Carvalho jugueteó con las manos ante los ojos de Marta.
– Estas manos son manos asesinas. He sido agente de la CIA y he matado todo lo que he podido. Deje de pensar en los libros. Haga como yo. Quémelos. Ha llegado la hora del mojito.
Pero no pidió un mojito. Nada más acodarse en la barra del Boadas pidió un Singapur Sling a la dama blanca lunar con sonrisa de "cocktail" que estaba tras el mostrador. Marta Miguel dejó un mohín de asco como quien deja una mirada.
– Y eso ¿qué es?
– Un "cocktail" asiático inventado seguramente por un inglés.
– O sea que de asiático, nada.
– El nombre. Singapur está en Asia, creo.
– En efecto. Es un Estado libre situado en la punta de la península de Malasia.

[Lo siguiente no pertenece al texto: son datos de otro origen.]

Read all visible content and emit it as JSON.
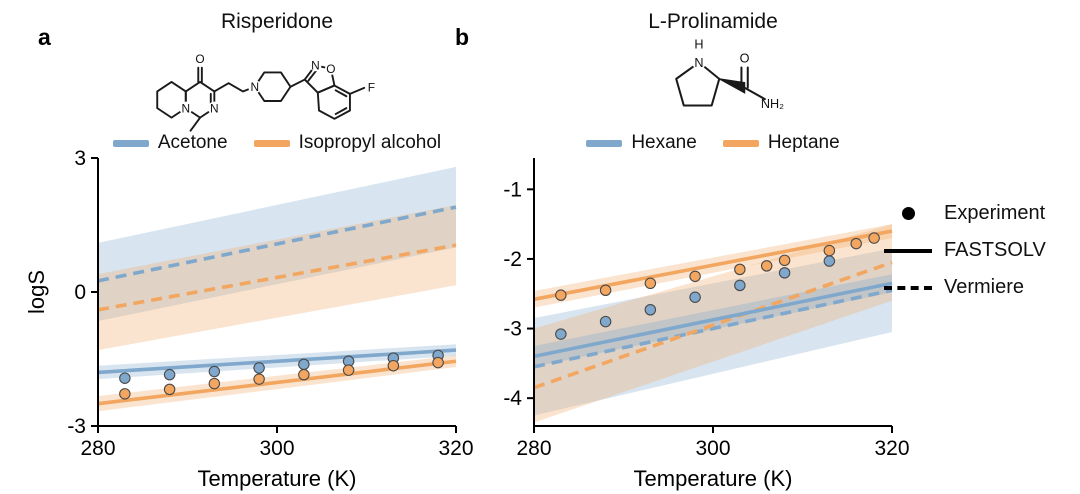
{
  "colors": {
    "blue": "#7fa8cc",
    "orange": "#f2a660",
    "band_opacity": 0.3,
    "axis": "#000000",
    "dot_edge": "#4a4a4a"
  },
  "panels": [
    {
      "label": "a",
      "title": "Risperidone",
      "solvent_legend": [
        {
          "label": "Acetone",
          "color": "blue"
        },
        {
          "label": "Isopropyl alcohol",
          "color": "orange"
        }
      ]
    },
    {
      "label": "b",
      "title": "L-Prolinamide",
      "solvent_legend": [
        {
          "label": "Hexane",
          "color": "blue"
        },
        {
          "label": "Heptane",
          "color": "orange"
        }
      ]
    }
  ],
  "legend": {
    "items": [
      {
        "symbol": "dot",
        "label": "Experiment"
      },
      {
        "symbol": "solid",
        "label": "FASTSOLV"
      },
      {
        "symbol": "dashed",
        "label": "Vermiere"
      }
    ]
  },
  "structures": {
    "risperidone": {
      "atoms": [
        "O",
        "N",
        "N",
        "N",
        "N",
        "O",
        "F"
      ]
    },
    "l_prolinamide": {
      "atoms": [
        "H",
        "N",
        "O",
        "NH₂"
      ]
    }
  },
  "chart_data": [
    {
      "type": "line",
      "panel": "a",
      "title": "Risperidone",
      "xlabel": "Temperature (K)",
      "ylabel": "logS",
      "xlim": [
        280,
        320
      ],
      "ylim": [
        -3,
        3
      ],
      "xticks": [
        280,
        300,
        320
      ],
      "yticks": [
        -3,
        0,
        3
      ],
      "grid": false,
      "series": [
        {
          "name": "Acetone Vermiere",
          "color": "blue",
          "style": "dashed",
          "x": [
            280,
            320
          ],
          "y": [
            0.25,
            1.9
          ],
          "band_lo": [
            -0.65,
            1.0
          ],
          "band_hi": [
            1.1,
            2.8
          ]
        },
        {
          "name": "Isopropyl alcohol Vermiere",
          "color": "orange",
          "style": "dashed",
          "x": [
            280,
            320
          ],
          "y": [
            -0.4,
            1.05
          ],
          "band_lo": [
            -1.3,
            0.15
          ],
          "band_hi": [
            0.4,
            1.95
          ]
        },
        {
          "name": "Acetone FASTSOLV",
          "color": "blue",
          "style": "solid",
          "x": [
            280,
            320
          ],
          "y": [
            -1.8,
            -1.3
          ],
          "band_lo": [
            -1.95,
            -1.43
          ],
          "band_hi": [
            -1.65,
            -1.17
          ]
        },
        {
          "name": "Isopropyl alcohol FASTSOLV",
          "color": "orange",
          "style": "solid",
          "x": [
            280,
            320
          ],
          "y": [
            -2.5,
            -1.55
          ],
          "band_lo": [
            -2.67,
            -1.68
          ],
          "band_hi": [
            -2.33,
            -1.42
          ]
        },
        {
          "name": "Acetone Experiment",
          "color": "blue",
          "style": "scatter",
          "x": [
            283,
            288,
            293,
            298,
            303,
            308,
            313,
            318
          ],
          "y": [
            -1.93,
            -1.85,
            -1.78,
            -1.7,
            -1.62,
            -1.55,
            -1.48,
            -1.42
          ]
        },
        {
          "name": "Isopropyl alcohol Experiment",
          "color": "orange",
          "style": "scatter",
          "x": [
            283,
            288,
            293,
            298,
            303,
            308,
            313,
            318
          ],
          "y": [
            -2.28,
            -2.18,
            -2.05,
            -1.95,
            -1.85,
            -1.75,
            -1.65,
            -1.58
          ]
        }
      ]
    },
    {
      "type": "line",
      "panel": "b",
      "title": "L-Prolinamide",
      "xlabel": "Temperature (K)",
      "ylabel": "",
      "xlim": [
        280,
        320
      ],
      "ylim": [
        -4.4,
        -0.55
      ],
      "xticks": [
        280,
        300,
        320
      ],
      "yticks": [
        -1,
        -2,
        -3,
        -4
      ],
      "grid": false,
      "series": [
        {
          "name": "Hexane Vermiere",
          "color": "blue",
          "style": "dashed",
          "x": [
            280,
            320
          ],
          "y": [
            -3.55,
            -2.45
          ],
          "band_lo": [
            -4.25,
            -3.05
          ],
          "band_hi": [
            -2.85,
            -1.85
          ]
        },
        {
          "name": "Heptane Vermiere",
          "color": "orange",
          "style": "dashed",
          "x": [
            280,
            320
          ],
          "y": [
            -3.85,
            -2.05
          ],
          "band_lo": [
            -4.35,
            -2.6
          ],
          "band_hi": [
            -3.0,
            -1.5
          ]
        },
        {
          "name": "Hexane FASTSOLV",
          "color": "blue",
          "style": "solid",
          "x": [
            280,
            320
          ],
          "y": [
            -3.4,
            -2.35
          ],
          "band_lo": [
            -3.55,
            -2.48
          ],
          "band_hi": [
            -3.25,
            -2.22
          ]
        },
        {
          "name": "Heptane FASTSOLV",
          "color": "orange",
          "style": "solid",
          "x": [
            280,
            320
          ],
          "y": [
            -2.58,
            -1.6
          ],
          "band_lo": [
            -2.7,
            -1.7
          ],
          "band_hi": [
            -2.46,
            -1.5
          ]
        },
        {
          "name": "Hexane Experiment",
          "color": "blue",
          "style": "scatter",
          "x": [
            283,
            288,
            293,
            298,
            303,
            308,
            313
          ],
          "y": [
            -3.08,
            -2.9,
            -2.73,
            -2.55,
            -2.38,
            -2.2,
            -2.03
          ]
        },
        {
          "name": "Heptane Experiment",
          "color": "orange",
          "style": "scatter",
          "x": [
            283,
            288,
            293,
            298,
            303,
            306,
            308,
            313,
            316,
            318
          ],
          "y": [
            -2.52,
            -2.45,
            -2.35,
            -2.25,
            -2.15,
            -2.1,
            -2.02,
            -1.88,
            -1.78,
            -1.7
          ]
        }
      ]
    }
  ]
}
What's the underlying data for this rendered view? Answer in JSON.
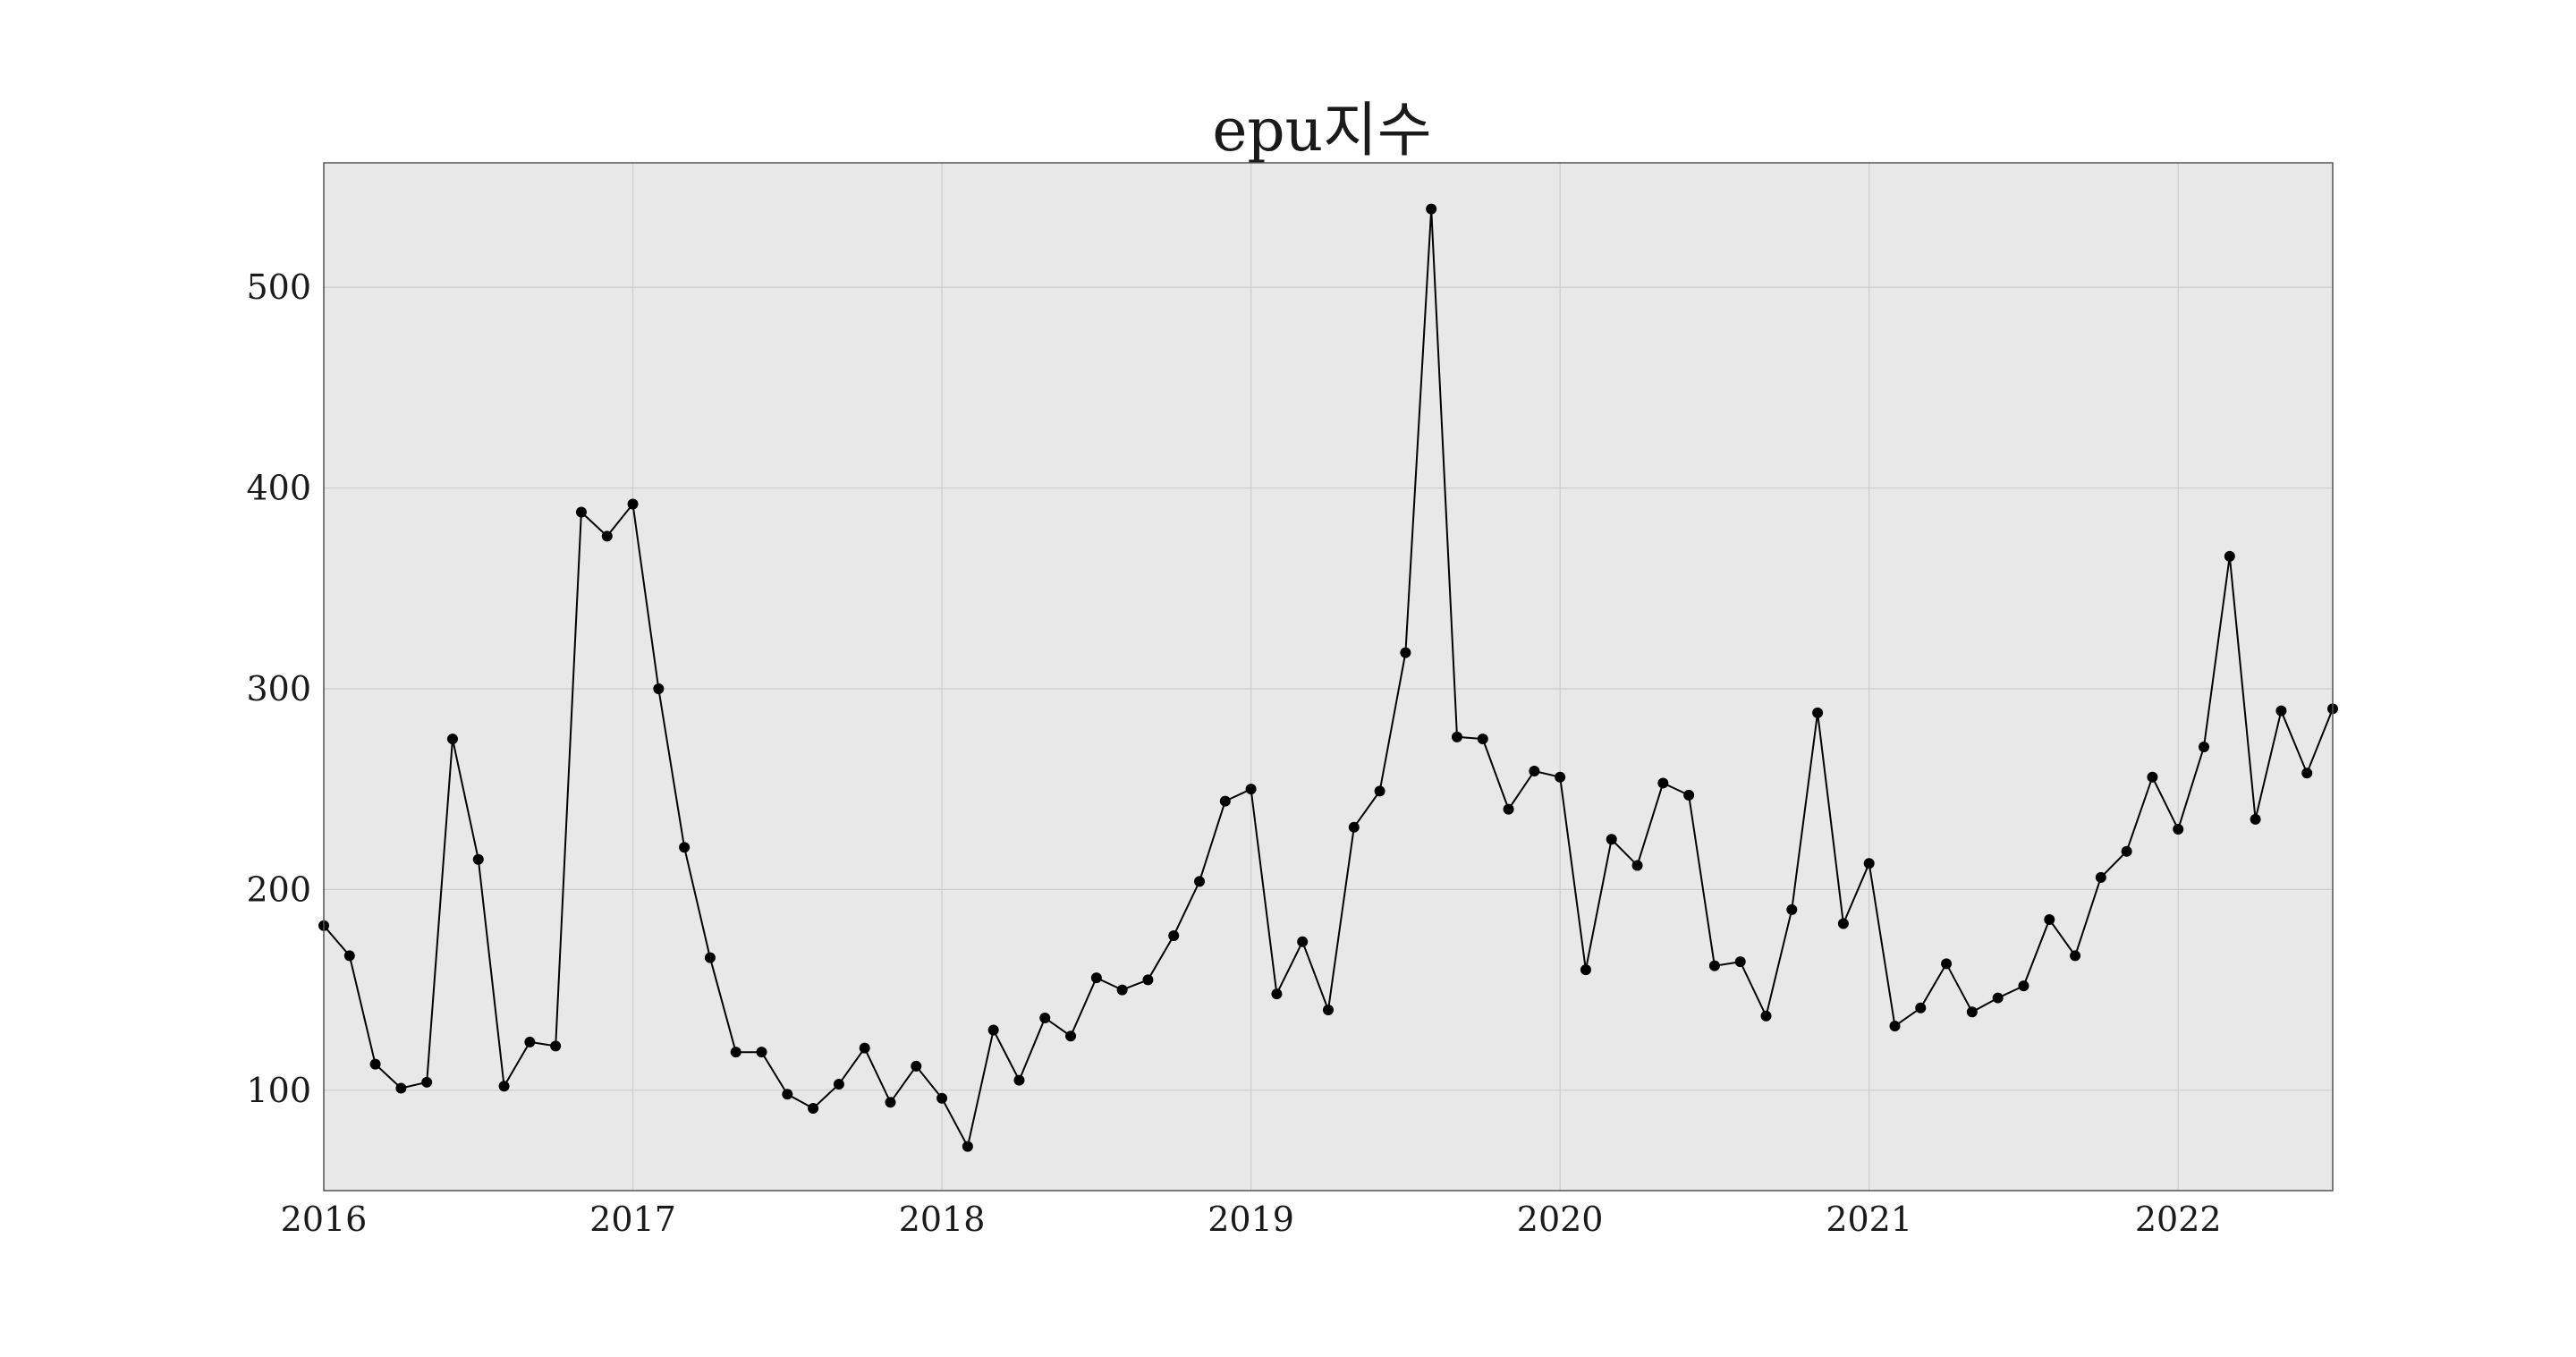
{
  "chart_data": {
    "type": "line",
    "title": "epu지수",
    "xlabel": "",
    "ylabel": "",
    "x_ticks": [
      "2016",
      "2017",
      "2018",
      "2019",
      "2020",
      "2021",
      "2022"
    ],
    "y_ticks": [
      100,
      200,
      300,
      400,
      500
    ],
    "xlim": [
      "2016-01",
      "2022-07"
    ],
    "ylim": [
      50,
      562
    ],
    "grid": true,
    "colors": {
      "line": "#000000",
      "marker": "#000000",
      "plot_bg": "#e8e8e8",
      "grid": "#cccccc"
    },
    "series": [
      {
        "x": [
          "2016-01",
          "2016-02",
          "2016-03",
          "2016-04",
          "2016-05",
          "2016-06",
          "2016-07",
          "2016-08",
          "2016-09",
          "2016-10",
          "2016-11",
          "2016-12",
          "2017-01",
          "2017-02",
          "2017-03",
          "2017-04",
          "2017-05",
          "2017-06",
          "2017-07",
          "2017-08",
          "2017-09",
          "2017-10",
          "2017-11",
          "2017-12",
          "2018-01",
          "2018-02",
          "2018-03",
          "2018-04",
          "2018-05",
          "2018-06",
          "2018-07",
          "2018-08",
          "2018-09",
          "2018-10",
          "2018-11",
          "2018-12",
          "2019-01",
          "2019-02",
          "2019-03",
          "2019-04",
          "2019-05",
          "2019-06",
          "2019-07",
          "2019-08",
          "2019-09",
          "2019-10",
          "2019-11",
          "2019-12",
          "2020-01",
          "2020-02",
          "2020-03",
          "2020-04",
          "2020-05",
          "2020-06",
          "2020-07",
          "2020-08",
          "2020-09",
          "2020-10",
          "2020-11",
          "2020-12",
          "2021-01",
          "2021-02",
          "2021-03",
          "2021-04",
          "2021-05",
          "2021-06",
          "2021-07",
          "2021-08",
          "2021-09",
          "2021-10",
          "2021-11",
          "2021-12",
          "2022-01",
          "2022-02",
          "2022-03",
          "2022-04",
          "2022-05",
          "2022-06",
          "2022-07"
        ],
        "values": [
          182,
          167,
          113,
          101,
          104,
          275,
          215,
          102,
          124,
          122,
          388,
          376,
          392,
          300,
          221,
          166,
          119,
          119,
          98,
          91,
          103,
          121,
          94,
          112,
          96,
          72,
          130,
          105,
          136,
          127,
          156,
          150,
          155,
          177,
          204,
          244,
          250,
          148,
          174,
          140,
          231,
          249,
          318,
          539,
          276,
          275,
          240,
          259,
          256,
          160,
          225,
          212,
          253,
          247,
          162,
          164,
          137,
          190,
          288,
          183,
          213,
          132,
          141,
          163,
          139,
          146,
          152,
          185,
          167,
          206,
          219,
          256,
          230,
          271,
          366,
          235,
          289,
          258,
          290
        ]
      }
    ]
  }
}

– En los libros de geografía de mi infancia se llamaba península de Malaca. No sé por qué.
Marta quería algo suave y Carvalho solicitó un Alexandra. Él repitió el Singapur.
– ¿Siempre bebe tanto? Va a acabar con el hígado hecho polvo.
– Ya lo tengo.
– ¿Y le gusta tenerlo hecho polvo?
– No siento el menor afecto por mi hígado. Ni siquiera lo conozco. No nos han presentado.
– El hígado no es como el riñón, sólo se tiene uno.
– ¿Está usted segura?
El tercer Singapur puso luces portuarias en los ojos de Carvalho, lo que no le impidió comprobar que Marta consultaba la hora en el reloj.
– Tiene prisa.
– Es que mi madre está sola y a estas horas se va la señora que la cuida. Casi no puede moverse. Le invito a cenar. Tengo buenas cosas. Sé cocinar. No mucho, pero lo que sé hacer lo hago bien. Además tengo embutido del pueblo. Chorizos.